Bisnis  

Tantangan dan Pentingnya Layanan yang Beragam untuk Calon Haji Indonesia

Jakarta, tiradar.id – Nasrullah Jasam, Konsul Haji di Kantor Urusan Haji (KUH) Konsulat Jenderal Republik Indonesia (KJRI) Jeddah, menyoroti pentingnya memahami latar belakang jamaah calon haji Indonesia dalam memberikan layanan.

Dalam sebuah pertemuan teknis yang diadakan bersama Masyariq, perusahaan penyedia layanan di Arab Saudi, Nasrullah Jasam menyampaikan pesan ini dengan tegas.

“Dalam memberikan layanan kepada jamaah calon haji, penting untuk memahami latar belakang mereka, yang mencakup kultur, budaya, pendidikan, usia, dan profesi. Jamaah haji Indonesia sangat beragam, mulai dari lulusan sekolah dasar hingga guru besar, serta berasal dari berbagai daerah di Indonesia,” ujar Nasrullah seperti yang dilansir ANTARANews, dikutip Selasa (07/5/2024).

Dalam konteks ini, Nasrullah menyoroti pentingnya keragaman ini dipahami oleh para pemimpin maktab, yang merupakan pihak ketiga yang diberi amanah oleh Masyariq untuk memberikan layanan kepada jamaah.

Setiap maktab, yang harus memiliki izin resmi dari Kementerian Haji dan Umrah Arab Saudi, mengutus tiga orang, termasuk seorang ketua dan dua wakilnya, untuk mengikuti Bimbingan Teknis terintegrasi.

“Dalam Bimtek ini, kami berharap para pengurus maktab bisa memahami keragaman jamaah calon haji Indonesia.

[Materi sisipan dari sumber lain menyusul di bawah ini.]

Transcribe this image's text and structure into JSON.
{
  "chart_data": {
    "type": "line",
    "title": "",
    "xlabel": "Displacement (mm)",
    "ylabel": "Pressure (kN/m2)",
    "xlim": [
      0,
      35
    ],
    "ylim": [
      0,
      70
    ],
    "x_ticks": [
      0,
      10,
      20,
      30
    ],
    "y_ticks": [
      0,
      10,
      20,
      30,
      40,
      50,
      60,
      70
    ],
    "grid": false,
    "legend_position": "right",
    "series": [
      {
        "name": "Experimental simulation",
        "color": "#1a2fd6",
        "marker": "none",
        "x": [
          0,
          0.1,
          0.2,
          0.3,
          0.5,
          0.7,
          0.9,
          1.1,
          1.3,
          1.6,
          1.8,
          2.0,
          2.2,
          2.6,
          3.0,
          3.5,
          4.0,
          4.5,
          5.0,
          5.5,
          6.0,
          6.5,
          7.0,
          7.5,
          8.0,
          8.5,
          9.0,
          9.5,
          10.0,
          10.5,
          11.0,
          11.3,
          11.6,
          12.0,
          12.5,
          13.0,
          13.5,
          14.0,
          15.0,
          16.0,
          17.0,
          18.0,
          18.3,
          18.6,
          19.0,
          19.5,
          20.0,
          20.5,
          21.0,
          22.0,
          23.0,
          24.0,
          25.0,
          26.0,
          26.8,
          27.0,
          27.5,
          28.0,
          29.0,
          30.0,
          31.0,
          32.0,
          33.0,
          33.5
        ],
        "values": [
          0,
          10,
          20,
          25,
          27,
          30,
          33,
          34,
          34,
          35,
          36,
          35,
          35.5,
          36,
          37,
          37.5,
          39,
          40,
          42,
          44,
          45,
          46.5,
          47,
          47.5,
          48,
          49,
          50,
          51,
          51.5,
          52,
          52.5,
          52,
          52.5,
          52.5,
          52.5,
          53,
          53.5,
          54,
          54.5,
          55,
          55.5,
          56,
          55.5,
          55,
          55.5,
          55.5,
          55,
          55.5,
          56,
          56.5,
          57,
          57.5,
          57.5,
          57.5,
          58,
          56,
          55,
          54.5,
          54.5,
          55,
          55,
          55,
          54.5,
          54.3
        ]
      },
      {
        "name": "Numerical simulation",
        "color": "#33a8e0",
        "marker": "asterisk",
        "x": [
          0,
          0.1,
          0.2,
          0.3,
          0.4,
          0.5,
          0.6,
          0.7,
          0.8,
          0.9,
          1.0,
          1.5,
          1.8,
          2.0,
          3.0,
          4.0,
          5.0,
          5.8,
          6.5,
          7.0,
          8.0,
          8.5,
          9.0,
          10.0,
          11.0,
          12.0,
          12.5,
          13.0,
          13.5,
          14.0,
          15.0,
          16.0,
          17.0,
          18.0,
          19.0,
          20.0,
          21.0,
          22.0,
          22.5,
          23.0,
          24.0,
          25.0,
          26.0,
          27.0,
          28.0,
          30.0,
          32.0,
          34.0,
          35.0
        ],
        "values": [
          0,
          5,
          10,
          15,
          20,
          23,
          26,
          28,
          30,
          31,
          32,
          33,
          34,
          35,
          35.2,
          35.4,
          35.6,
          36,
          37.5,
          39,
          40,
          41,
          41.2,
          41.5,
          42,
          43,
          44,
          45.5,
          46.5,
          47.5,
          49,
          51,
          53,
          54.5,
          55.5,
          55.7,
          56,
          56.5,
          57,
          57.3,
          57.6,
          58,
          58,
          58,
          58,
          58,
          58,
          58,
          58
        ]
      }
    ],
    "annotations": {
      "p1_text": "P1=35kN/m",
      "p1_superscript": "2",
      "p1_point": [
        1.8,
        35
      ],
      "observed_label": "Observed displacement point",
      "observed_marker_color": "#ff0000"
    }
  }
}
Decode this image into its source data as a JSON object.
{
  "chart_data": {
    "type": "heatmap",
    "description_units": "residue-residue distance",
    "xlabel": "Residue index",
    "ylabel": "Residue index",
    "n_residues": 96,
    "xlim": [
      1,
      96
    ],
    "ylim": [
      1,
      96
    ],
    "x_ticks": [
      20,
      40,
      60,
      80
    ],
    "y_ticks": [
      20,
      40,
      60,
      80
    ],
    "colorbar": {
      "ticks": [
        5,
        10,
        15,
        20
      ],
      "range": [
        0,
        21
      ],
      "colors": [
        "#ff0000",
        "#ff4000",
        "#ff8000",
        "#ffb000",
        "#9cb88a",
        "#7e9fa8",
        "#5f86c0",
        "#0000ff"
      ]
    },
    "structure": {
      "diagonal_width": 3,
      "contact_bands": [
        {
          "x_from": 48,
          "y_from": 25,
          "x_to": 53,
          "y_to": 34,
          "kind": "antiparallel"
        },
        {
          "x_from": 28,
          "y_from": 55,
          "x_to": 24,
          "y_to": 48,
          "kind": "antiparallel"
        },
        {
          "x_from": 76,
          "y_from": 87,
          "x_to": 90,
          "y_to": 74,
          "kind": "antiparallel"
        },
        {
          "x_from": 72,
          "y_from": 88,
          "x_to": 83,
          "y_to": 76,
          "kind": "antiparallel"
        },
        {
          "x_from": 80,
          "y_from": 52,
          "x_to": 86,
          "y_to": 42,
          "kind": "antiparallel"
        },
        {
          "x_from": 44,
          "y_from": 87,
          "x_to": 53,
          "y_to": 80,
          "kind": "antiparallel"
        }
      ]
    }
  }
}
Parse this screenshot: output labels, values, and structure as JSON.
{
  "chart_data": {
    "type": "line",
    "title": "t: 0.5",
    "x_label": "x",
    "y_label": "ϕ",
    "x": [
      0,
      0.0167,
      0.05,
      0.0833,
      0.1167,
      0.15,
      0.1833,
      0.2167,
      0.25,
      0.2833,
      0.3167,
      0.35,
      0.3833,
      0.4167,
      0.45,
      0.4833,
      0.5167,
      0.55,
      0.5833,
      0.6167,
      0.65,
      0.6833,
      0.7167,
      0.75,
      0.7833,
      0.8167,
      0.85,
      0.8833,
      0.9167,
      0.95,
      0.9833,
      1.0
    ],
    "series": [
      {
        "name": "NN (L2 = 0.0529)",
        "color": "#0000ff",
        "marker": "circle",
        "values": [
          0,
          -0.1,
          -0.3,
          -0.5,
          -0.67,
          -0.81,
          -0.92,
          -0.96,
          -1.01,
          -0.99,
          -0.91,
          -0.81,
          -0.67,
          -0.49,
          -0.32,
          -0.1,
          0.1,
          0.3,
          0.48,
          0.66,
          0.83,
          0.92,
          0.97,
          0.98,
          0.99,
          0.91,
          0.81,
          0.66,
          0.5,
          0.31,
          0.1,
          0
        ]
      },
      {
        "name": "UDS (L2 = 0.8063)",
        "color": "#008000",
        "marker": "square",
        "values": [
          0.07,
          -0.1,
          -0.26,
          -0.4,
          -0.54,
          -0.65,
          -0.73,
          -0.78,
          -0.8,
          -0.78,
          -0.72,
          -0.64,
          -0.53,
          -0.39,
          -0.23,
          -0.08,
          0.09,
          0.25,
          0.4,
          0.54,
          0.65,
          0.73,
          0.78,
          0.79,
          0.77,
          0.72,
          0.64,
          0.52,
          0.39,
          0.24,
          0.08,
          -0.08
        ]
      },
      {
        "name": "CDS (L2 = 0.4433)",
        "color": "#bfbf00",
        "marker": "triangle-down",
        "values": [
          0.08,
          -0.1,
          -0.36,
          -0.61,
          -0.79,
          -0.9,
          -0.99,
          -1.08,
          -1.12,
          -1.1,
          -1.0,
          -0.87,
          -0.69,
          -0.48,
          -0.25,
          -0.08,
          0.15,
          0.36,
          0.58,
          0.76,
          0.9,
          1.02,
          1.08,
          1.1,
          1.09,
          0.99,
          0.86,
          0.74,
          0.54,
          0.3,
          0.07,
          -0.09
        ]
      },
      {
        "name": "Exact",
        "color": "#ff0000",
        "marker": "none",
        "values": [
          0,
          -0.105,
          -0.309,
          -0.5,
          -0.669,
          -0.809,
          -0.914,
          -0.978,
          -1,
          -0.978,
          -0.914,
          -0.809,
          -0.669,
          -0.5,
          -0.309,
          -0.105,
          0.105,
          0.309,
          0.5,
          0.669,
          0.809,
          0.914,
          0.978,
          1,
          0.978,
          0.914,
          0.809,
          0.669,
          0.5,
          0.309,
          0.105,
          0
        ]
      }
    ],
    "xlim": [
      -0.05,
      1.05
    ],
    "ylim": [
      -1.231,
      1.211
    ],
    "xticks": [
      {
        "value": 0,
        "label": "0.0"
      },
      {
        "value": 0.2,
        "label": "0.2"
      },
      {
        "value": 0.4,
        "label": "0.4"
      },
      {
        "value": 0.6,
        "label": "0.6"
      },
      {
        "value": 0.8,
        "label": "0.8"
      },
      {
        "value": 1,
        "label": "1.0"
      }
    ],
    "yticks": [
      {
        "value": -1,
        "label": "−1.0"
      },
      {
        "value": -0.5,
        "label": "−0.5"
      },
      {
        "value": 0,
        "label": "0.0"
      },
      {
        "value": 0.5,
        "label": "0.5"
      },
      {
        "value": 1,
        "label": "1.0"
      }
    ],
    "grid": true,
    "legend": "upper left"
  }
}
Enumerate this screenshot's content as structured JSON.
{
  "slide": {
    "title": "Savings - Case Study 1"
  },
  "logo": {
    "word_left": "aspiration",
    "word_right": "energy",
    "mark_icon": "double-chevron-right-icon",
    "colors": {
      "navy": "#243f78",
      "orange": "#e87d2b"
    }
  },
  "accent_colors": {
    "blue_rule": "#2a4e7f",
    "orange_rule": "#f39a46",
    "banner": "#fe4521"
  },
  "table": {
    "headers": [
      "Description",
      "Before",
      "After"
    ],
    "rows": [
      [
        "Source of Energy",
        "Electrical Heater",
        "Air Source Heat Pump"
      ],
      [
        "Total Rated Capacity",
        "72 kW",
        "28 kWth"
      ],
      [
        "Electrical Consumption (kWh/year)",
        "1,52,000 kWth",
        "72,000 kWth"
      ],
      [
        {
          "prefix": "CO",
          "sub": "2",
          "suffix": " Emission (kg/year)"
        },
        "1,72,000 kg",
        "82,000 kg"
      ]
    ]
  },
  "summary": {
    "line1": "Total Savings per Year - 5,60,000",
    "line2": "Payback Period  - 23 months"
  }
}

Pemahaman ini sangat penting agar proses pelayanan yang diberikan juga bisa memperhatikan keragaman yang ada,” tambahnya.

Menurut Nasrullah, dari sisi usia, sekitar 45.000 peserta haji Indonesia masuk dalam kategori lansia (berusia 65 tahun ke atas). Selain itu, pengalaman bepergian juga sangat beragam di antara peserta haji Indonesia, dengan sebagian dari mereka bahkan belum pernah bepergian ke luar negeri.

Pentingnya pemahaman akan keragaman jamaah calon haji Indonesia juga disoroti oleh Ketua Masyariq, M. Amin Indragiri. Ia menekankan bahwa para pengurus maktab perlu memperhatikan keragaman ini dalam memberikan layanan, sambil menegaskan pentingnya profesionalisme kerja.

“Kami meminta agar pengurus maktab bekerja secara profesional dalam memberikan layanan kepada jamaah calon haji. Keragaman ini harus menjadi bagian dari pertimbangan dalam menyelenggarakan layanan yang berkualitas,” ujar M. Amin Indragiri.

Tahun ini, Indonesia mendapat kuota haji sebanyak 241.000, yang terbagi atas 213.320 haji reguler dan 27.680 haji khusus. Dengan keragaman yang begitu besar di antara jamaah calon haji Indonesia, penting bagi semua pihak terlibat untuk memastikan bahwa setiap layanan yang diberikan memperhatikan kebutuhan dan karakteristik unik dari setiap individu, sehingga pengalaman ibadah haji mereka dapat berjalan dengan lancar dan berkesan.